Python segmentation fault

Supporting 2.6 and up
sjarvela

Python segmentation fault

Postby sjarvela » Sun Mar 27, 2011 5:13 am

I have a PhidgetSBC with temperature&humidity sensor attached, and I run a python script on another computer to read sensor data.

Previously I had a Ubuntu 8.04 and there was no problems. After a hard drive failure, I moved the script into a Linux Mint 9 Isadora (on a Fit-PC2), where I get segmentation faults all the time.

To rule out other components, I wrote a test script that does nothing else but logs the sensor data. This script keeps crashing just the same, so it seems to be related to Phidget lib.

The python version is 2.6.5, SBC is running firmware 1.0.4.20110322 (minimal) and I've compiled Phidget lib from source version 2.1.8 (20110322).

The segmentation fault sometimes happens immediatelly when the script is started, but sometimes it has to wait hours. But it has never run more than 24 hours.

Usually the last log entry before seg fault is from sensor detached event.
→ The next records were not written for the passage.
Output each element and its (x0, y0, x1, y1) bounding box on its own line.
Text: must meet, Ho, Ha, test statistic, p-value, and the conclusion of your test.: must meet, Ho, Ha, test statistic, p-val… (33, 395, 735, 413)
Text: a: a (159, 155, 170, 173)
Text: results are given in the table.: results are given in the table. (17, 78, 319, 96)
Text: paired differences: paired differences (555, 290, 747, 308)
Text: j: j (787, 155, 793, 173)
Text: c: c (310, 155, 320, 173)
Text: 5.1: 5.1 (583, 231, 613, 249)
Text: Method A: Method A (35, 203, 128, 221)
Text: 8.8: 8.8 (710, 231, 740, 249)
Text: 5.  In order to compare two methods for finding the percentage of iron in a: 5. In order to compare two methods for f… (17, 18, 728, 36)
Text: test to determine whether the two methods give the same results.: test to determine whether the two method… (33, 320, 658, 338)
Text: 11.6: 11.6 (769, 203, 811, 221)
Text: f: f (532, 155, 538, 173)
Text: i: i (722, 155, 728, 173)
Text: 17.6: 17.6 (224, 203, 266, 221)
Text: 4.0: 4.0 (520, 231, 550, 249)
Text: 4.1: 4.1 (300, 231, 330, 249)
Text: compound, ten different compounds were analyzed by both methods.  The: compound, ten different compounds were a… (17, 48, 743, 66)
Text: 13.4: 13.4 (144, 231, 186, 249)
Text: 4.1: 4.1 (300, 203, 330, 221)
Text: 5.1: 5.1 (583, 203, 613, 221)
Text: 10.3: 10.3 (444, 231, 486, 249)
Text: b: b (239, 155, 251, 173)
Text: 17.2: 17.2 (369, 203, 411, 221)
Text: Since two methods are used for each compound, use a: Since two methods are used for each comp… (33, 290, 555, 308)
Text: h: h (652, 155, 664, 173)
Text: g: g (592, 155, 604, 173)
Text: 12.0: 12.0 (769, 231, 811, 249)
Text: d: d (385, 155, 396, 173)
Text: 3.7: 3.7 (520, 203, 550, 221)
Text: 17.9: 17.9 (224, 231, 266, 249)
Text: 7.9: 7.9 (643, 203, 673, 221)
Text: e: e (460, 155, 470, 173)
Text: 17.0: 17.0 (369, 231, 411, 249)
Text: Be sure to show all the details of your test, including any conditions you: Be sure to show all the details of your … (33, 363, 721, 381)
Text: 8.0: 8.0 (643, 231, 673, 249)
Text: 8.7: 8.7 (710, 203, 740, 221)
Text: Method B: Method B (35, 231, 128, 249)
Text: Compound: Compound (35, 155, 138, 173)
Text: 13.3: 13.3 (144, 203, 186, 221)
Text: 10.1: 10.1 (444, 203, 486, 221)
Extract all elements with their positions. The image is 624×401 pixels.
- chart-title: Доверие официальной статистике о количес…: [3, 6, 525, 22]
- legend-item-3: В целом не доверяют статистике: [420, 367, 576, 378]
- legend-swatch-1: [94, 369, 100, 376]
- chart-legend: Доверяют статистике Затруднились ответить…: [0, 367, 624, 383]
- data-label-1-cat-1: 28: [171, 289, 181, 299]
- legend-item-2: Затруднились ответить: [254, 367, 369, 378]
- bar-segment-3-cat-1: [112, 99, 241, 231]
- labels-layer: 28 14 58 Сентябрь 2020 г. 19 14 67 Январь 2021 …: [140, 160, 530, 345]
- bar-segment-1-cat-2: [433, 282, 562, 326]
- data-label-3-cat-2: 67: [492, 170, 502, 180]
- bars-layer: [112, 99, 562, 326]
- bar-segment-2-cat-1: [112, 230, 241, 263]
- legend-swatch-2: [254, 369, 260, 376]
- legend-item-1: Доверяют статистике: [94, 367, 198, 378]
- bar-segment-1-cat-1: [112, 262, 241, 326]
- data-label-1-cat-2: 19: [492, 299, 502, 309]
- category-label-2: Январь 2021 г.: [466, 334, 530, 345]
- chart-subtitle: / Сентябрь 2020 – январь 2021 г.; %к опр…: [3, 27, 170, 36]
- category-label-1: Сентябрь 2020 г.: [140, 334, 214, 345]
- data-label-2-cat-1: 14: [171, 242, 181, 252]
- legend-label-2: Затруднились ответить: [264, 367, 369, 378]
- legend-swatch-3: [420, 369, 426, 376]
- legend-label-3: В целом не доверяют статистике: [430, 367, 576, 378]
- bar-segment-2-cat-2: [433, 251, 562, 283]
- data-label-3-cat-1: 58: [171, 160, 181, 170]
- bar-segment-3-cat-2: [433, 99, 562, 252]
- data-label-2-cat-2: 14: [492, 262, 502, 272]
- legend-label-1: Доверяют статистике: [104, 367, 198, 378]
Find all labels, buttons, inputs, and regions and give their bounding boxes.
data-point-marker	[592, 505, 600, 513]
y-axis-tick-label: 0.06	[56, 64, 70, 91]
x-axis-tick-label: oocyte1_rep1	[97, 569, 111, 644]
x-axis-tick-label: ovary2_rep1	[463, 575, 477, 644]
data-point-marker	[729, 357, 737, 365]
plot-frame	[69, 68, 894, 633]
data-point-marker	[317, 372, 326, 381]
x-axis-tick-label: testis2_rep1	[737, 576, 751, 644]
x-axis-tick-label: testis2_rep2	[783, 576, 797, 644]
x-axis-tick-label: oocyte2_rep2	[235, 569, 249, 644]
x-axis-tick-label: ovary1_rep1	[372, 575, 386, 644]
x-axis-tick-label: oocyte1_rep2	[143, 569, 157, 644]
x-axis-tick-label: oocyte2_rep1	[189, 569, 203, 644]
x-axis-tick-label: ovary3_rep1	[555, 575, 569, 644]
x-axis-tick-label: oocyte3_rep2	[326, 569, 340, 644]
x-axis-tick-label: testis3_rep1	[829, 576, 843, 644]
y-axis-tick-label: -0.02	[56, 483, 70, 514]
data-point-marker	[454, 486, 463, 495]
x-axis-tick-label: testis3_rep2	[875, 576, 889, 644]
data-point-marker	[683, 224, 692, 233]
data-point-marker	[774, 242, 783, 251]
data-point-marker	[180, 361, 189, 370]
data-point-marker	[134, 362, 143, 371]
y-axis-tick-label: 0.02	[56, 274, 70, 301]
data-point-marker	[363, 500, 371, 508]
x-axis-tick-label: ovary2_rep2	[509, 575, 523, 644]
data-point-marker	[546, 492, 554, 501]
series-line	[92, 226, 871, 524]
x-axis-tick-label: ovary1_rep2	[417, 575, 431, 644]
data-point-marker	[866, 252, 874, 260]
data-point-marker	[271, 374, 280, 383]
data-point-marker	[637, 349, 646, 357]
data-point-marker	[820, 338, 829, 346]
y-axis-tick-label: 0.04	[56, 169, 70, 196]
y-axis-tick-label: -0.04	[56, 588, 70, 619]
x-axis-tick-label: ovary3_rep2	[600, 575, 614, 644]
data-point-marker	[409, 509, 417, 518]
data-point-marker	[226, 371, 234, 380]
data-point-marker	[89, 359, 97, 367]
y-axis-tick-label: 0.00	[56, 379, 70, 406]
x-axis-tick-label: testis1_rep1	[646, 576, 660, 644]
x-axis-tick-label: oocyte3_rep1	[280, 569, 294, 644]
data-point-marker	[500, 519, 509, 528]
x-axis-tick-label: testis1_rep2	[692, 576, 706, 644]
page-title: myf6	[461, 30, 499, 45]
I've also enabled phidget internal logging, but there is nothing for the time when this happens.

I also tried python trace, but the last line is always the one waiting for user input (sys.stdin.readline())

What else is there I could do to solve this?

Here's the test script:

Code: Select all

import logging
import os
import sys
from logging.handlers import *

from Phidgets.PhidgetException import PhidgetErrorCodes, PhidgetException
from Phidgets.Events.Events import AttachEventArgs, DetachEventArgs, ErrorEventArgs, InputChangeEventArgs, OutputChangeEventArgs, SensorChangeEventArgs
from Phidgets.Devices.InterfaceKit import InterfaceKit

log = logging.getLogger("SensorTest")

class SensorTest():
   def __init__(self):
      log.debug("Opening interface")
      try:
         self.sensor = InterfaceKit()
      except RuntimeError as e:
         log.error(e)
         self.sensor = None
         return
   
   def start(self):
      try:
         log.debug("Phidget library %s" %(self.sensor.getLibraryVersion()))
         self.sensor.enableLogging(6, "phidget.log")
         self.sensor.setOnAttachHandler(self.onAttached)
         self.sensor.setOnDetachHandler(self.onDetached)
         self.sensor.setOnErrorhandler(self.onError)
         self.sensor.setOnInputChangeHandler(self.onInputChange)
         self.sensor.setOnOutputChangeHandler(self.onOutputChange)
         self.sensor.setOnSensorChangeHandler(self.onChange)
         self.sensor.setOnServerConnectHandler(self.onServerConnected)
         self.sensor.setOnServerDisconnectHandler(self.onServerDisconnected)
      except PhidgetException as e:
         log.error("Phidget Exception %i: %s" % (e.code, e.details))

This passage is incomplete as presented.